Polaris Rebrands to Capture More Diverse Audience
(Photo via Polaris on Twitter)

Polaris Rebrands to Capture More Diverse Audience

On its 65th anniversary, the Minnesota power sports vehicle maker has rolled out a new tagline, logo, corporate name, and focus to welcome a more diverse customer base.

Polaris is revving up for a new era.

As the company marks its 65th anniversary, the Medina-based power sports vehicle manufacturer has introduced a new logo, a revamped brand focus, and—at the heart of the update—a new tagline: “Think Outside.” The company also has switched its corporate name from Polaris Industries to Polaris Inc.

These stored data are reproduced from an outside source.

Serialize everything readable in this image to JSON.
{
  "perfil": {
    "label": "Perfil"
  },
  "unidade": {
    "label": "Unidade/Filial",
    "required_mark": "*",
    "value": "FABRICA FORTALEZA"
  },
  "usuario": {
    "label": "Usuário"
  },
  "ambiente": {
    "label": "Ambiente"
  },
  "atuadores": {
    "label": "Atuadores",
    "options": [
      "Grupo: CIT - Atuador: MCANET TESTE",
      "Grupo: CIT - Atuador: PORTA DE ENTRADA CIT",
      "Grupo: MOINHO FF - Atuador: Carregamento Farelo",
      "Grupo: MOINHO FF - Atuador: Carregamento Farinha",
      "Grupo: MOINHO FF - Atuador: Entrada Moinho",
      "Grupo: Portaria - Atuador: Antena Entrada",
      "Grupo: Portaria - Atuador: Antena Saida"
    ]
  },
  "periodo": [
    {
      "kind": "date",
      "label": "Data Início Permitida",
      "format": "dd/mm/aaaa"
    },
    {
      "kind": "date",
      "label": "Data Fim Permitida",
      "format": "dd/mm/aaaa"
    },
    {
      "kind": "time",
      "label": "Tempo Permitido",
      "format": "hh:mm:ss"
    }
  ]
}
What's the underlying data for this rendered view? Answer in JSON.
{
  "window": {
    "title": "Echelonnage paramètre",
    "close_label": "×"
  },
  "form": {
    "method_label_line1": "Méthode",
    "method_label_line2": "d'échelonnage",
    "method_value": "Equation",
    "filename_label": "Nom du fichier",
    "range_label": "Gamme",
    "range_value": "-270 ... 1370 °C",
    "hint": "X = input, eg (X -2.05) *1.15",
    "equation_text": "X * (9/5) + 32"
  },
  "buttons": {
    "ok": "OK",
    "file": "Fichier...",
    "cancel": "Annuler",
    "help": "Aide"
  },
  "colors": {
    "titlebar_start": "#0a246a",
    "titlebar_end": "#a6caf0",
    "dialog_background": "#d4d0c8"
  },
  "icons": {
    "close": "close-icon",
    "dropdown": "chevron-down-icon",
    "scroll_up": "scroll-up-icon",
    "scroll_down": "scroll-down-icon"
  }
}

“It’s about getting people outside… that’s what a multitude of our products offer, but getting outside is more than that,” says Holly Spaeth, Polaris director of corporate branding and initiatives. “It really is a challenge to think outside the box, outside yourself. It’s this call to action to seek possibilities in yourself and in nature, with Polaris, and we think that’s really exciting.”

By focusing more on the story of the company rather than specific products, Polaris leaders hope to convey a message that appeals to a wider, more diverse audience.

Pam Kermisch, Polaris chief customer engagement and growth officer, says the company has seen organic growth in recent years with younger riders, female riders, and multicultural riders. She says the trend is industry wide, and is a sign of the times.

“More than ever, people across many demographics are looking for opportunities to get outside,” says Kermisch. “As we're more connected with our phones and our computers and technology… there's an opposite reaction where people are looking for opportunities to get outside, and also create experiences with friends and family.”

With that in mind, Polaris sees an opportunity to introduce more people to the brand, says Kermisch. Over the next 10 years, the company aims to grow its customer base by nearly 50 percent

Polaris is banking on new offerings to help capture a wider market segment. For instance, in 2018, the company rolled out the Polaris Indy EVO for newer riders, and in 2017, it debuted a vehicle rental program. In addition, the company notes that its new tagline translates directly in 30 languages.

“We believe that outdoors is for everyone… so it’s important that we get that message out,” adds Spaeth. “This isn't for a certain type of person; it's for anyone, and you don't have to change yourself to be part of power sports.”

Polaris also is ramping up its diversity-focused partnerships. This year, for the first time, the company is sponsoring the National Bikers Roundup, which brings together thousands of black motorcycle riders. Polaris is also sponsoring the women motorcyclists’ rally Wild Gypsy, among other events. These new ventures are in addition to continued ties with Women on Wheels, Black Girls Ride, and Women Riders Now.

“This is just the tip of the iceberg,” says Kermisch. “We are very much committed to expanding our customer growth and being where our customers are.”

Beyond the diversity element, the Polaris rebrand is a response to overall company growth. As Kermisch notes, Polaris has grown from six brands to more than 30 brands in the last 20 years, and from a $1 billion company to a $6 billion one. It’s gone from just snowmobiles to vehicles that are designed for trails, sand, and water—a sector bolstered recently with the acquisition of pontoon maker Boat Holdings LLC.

What’s more, the company was added to the Fortune 500 list for the first time last year. More recently, in Q2, Polaris notched a year-over-year sales increase of 18 percent, reporting revenue of $1.776 billion for the quarter (even as net income decreased slightly, which the company says is largely due to tariffs).

With these recent and impending milestones and goals, Spaeth says company leaders thought the time was ripe for the rebrand.

“We haven't looked at our brand in a really deep way in almost 38 years, and we are a much different organization that we were at that time,” says Spaeth. “We ultimately thought this was the right time and a good opportunity to better tell the story of who Polaris has always been but also who we've become and who we hope to be.”

It took about 10 months to develop the rebrand, says Spaeth. Both she and Kermisch declined to say what the budget for the rebrand and new marketing is, but they confirmed reports that expenses so far have been under $1 million.

The new logo and tagline began appearing across Polaris advertising, websites, and social channels as of Monday. The rebrand will roll out to products and other areas of the business gradually over the next several years.